Certains historiens disent qu'au début, il n'y avait ni guitare ni danse, il n'y avait que du chant. Mais, l'origine de cet art est très floue. Dans l'œuvre de Cervantes « La Gitanilla » écrite au début du XVIIe siècle, l'origine du flamenco est mentionnée à travers le personnage de Preciosa, une danseuse andalouse. Mais, ce n'est qu'une histoire et cela aurait pu être inventé. Triana, Xérès et Cadix sont toujours mentionnées lorsque l’on parle de flamenco, car ces trois villes abritent les premiers artistes de flamenco au XVIIe siècle, notamment des familles de chanteurs gitans comme Los Pelaos ou Los Gagancho. Le flamenco est donc né du peuple. Cet art est né de la persécution et de la résistance du peuple gitan. Les paroles parlent souvent des bateaux, de la galère, de la prison en rapport avec un événement tragique.

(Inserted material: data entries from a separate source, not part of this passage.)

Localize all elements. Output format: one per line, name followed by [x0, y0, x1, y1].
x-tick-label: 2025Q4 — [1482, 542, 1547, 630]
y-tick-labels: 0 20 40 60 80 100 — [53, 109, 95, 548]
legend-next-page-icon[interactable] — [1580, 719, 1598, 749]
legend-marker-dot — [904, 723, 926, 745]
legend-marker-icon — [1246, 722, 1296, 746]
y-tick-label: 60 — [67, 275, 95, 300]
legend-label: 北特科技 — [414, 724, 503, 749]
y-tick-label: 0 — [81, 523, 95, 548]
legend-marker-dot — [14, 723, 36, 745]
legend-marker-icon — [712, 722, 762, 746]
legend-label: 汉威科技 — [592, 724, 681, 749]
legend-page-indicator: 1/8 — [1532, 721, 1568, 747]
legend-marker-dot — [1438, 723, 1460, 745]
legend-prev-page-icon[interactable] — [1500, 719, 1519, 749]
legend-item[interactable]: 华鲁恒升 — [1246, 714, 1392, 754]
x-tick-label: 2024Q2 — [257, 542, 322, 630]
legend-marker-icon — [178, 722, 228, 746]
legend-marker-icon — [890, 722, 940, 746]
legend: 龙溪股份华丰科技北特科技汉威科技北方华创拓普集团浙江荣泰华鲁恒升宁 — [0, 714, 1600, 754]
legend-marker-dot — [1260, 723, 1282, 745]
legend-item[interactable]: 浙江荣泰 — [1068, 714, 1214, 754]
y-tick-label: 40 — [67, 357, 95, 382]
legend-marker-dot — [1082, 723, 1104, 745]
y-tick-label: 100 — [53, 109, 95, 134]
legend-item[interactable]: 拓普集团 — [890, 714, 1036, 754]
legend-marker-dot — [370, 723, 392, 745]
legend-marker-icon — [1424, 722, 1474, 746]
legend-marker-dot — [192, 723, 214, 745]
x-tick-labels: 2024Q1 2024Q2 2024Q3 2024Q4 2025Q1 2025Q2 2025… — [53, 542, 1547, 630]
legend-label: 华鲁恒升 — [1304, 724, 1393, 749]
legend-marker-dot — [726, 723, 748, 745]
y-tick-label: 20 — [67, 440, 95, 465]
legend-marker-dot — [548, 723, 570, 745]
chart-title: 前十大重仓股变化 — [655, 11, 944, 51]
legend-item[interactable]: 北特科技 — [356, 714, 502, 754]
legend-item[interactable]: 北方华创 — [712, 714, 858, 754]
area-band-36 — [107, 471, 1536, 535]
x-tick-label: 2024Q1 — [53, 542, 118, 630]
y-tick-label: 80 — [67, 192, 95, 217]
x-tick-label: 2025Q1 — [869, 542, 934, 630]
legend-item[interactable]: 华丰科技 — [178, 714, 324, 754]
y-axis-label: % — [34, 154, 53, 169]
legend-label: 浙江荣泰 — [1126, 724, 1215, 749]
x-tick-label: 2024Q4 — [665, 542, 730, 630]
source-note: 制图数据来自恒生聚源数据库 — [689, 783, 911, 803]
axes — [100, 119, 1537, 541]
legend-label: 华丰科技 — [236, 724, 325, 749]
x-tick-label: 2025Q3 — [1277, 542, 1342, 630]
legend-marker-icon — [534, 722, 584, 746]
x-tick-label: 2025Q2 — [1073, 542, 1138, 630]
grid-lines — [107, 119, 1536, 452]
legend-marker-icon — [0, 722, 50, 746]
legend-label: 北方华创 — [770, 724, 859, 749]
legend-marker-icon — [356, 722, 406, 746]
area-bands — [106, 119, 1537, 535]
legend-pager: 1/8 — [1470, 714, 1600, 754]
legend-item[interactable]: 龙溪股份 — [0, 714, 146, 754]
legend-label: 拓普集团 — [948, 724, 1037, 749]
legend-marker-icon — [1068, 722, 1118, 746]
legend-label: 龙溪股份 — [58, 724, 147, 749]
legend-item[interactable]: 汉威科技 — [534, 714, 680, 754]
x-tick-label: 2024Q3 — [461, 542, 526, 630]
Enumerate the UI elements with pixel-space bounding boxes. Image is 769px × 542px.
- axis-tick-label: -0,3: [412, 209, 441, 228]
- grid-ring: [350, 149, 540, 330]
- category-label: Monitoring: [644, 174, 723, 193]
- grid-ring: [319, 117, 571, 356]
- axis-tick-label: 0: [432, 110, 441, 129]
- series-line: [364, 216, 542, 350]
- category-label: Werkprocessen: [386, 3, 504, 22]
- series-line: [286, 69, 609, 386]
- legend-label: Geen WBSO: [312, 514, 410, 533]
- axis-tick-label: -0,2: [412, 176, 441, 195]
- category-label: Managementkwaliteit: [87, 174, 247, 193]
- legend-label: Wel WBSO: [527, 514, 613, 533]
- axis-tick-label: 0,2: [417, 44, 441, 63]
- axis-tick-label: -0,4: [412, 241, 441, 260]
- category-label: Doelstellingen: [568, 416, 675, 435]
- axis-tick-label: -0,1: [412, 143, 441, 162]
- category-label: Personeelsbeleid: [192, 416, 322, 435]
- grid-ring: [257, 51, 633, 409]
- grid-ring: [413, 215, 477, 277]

Il a évolué au fil des ans, et est même désormais utilisé par la célèbre chanteuse espagnole Rosalía.
Rosalía est une artiste connue dans le monde entier pour son style qui mêle flamenco, trap, pop et électronique... un mélange de genres qui ne plaît pas à tout le monde, certains gitans l'accusant d'appropriation culturelle. Elle naît dans le quartier de San Esteban de Sasrovinas à Barcelone en 1993. D'origine catalane, elle entre très jeune dans le monde de la musique, passionnée par le flamenco malgré le fait qu'il n'y ait aucun musicien ou andalou dans sa famille. Elle étudie la musique pendant des années, et plus précisément le flamenco. Elle déclare dans l'une de ses interviews « qu’en Catalogne, la culture andalouse est insufflée dans chaque coin, d'où que vous veniez, qui que vous soyez. (...) Vous n'êtes pas seulement ce que l'on vous donne, mais aussi ce que vous choisissez d'être ». Considérée par beaucoup comme une diva de la pop, elle a collaboré avec de nombreux artistes célèbres tels que J. Balvin, Billie Eillish et Ozuna et a même obtenu la reconnaissance de Pedro Almodovar et Alejandro Sanz. Son premier album, « Los Angeles » (2017), témoigne de son amour pour le flamenco. On retrouve également cet amour dans son deuxième album, « El mal querer » (2018) qui brise les frontières entre les différents genres musicaux. Son interprétation du flamenco 2.0 lui a permis d'obtenir plus de 20 millions de lectures sur YouTube avec son titre Malamente en seulement 3 mois.
Rosalía mélange des instruments atypiques (les palmas, ou encore le cajon qui est un instrument péruvien que le chanteur Paco de Lucia a "importé" au flamenco en 1977) avec des rythmes flamenco. Certains l’accusent de ce fait d'appropriation culturelle en raison de l'utilisation de l'accent andalou et de mots en calo (langue gitane). Le sociologue gitan José Heredia reproche à Rosalía d'utiliser des mots comme "undivel", qui est le mot gitan pour Dieu, et pour lequel les gitans ont été persécutés pendant des années. Pour lui, c'est un manque de sensibilité et de connaissances. Si on remonte dans l'histoire du flamenco, quand sont apparus de vrais professionnels du flamenco, certains ont déjà commencé à avoir peur de "lo puro". Pour Francisco García Lorca par exemple, le flamenco doit rester "l'art du peuple", le réduisant à une minorité andalouse et ne pas être un style commercialisé. Cependant, selon la chronique Global de l'historien Manuel Peña Diaz, ce serait une très grave erreur de dire que le flamenco est gitan ou qu'il ne l'est pas. Faire une distinction n'a aucun sens. D'ailleurs, Rosalía montre toujours beaucoup de respect pour le matériel qu'elle utilise, elle énumère ses références au flamenco gitan dans ses interviews. Grâce à elle, le flamenco est davantage écouté par les jeunes générations.
En conclusion, le flamenco classique est une œuvre ancienne qui doit être préservée, archivée et enseignée. Cependant, la musique évolue, très vite et en peu de temps, et ce n’est pas une mauvaise chose. Aujourd'hui, le débat sur l'opposition de certains gitans à Rosalía met en évidence la vitalité d'un art qui ne stagne jamais dans la répétition et qui tente d'ouvrir de nouvelles voies à la musique.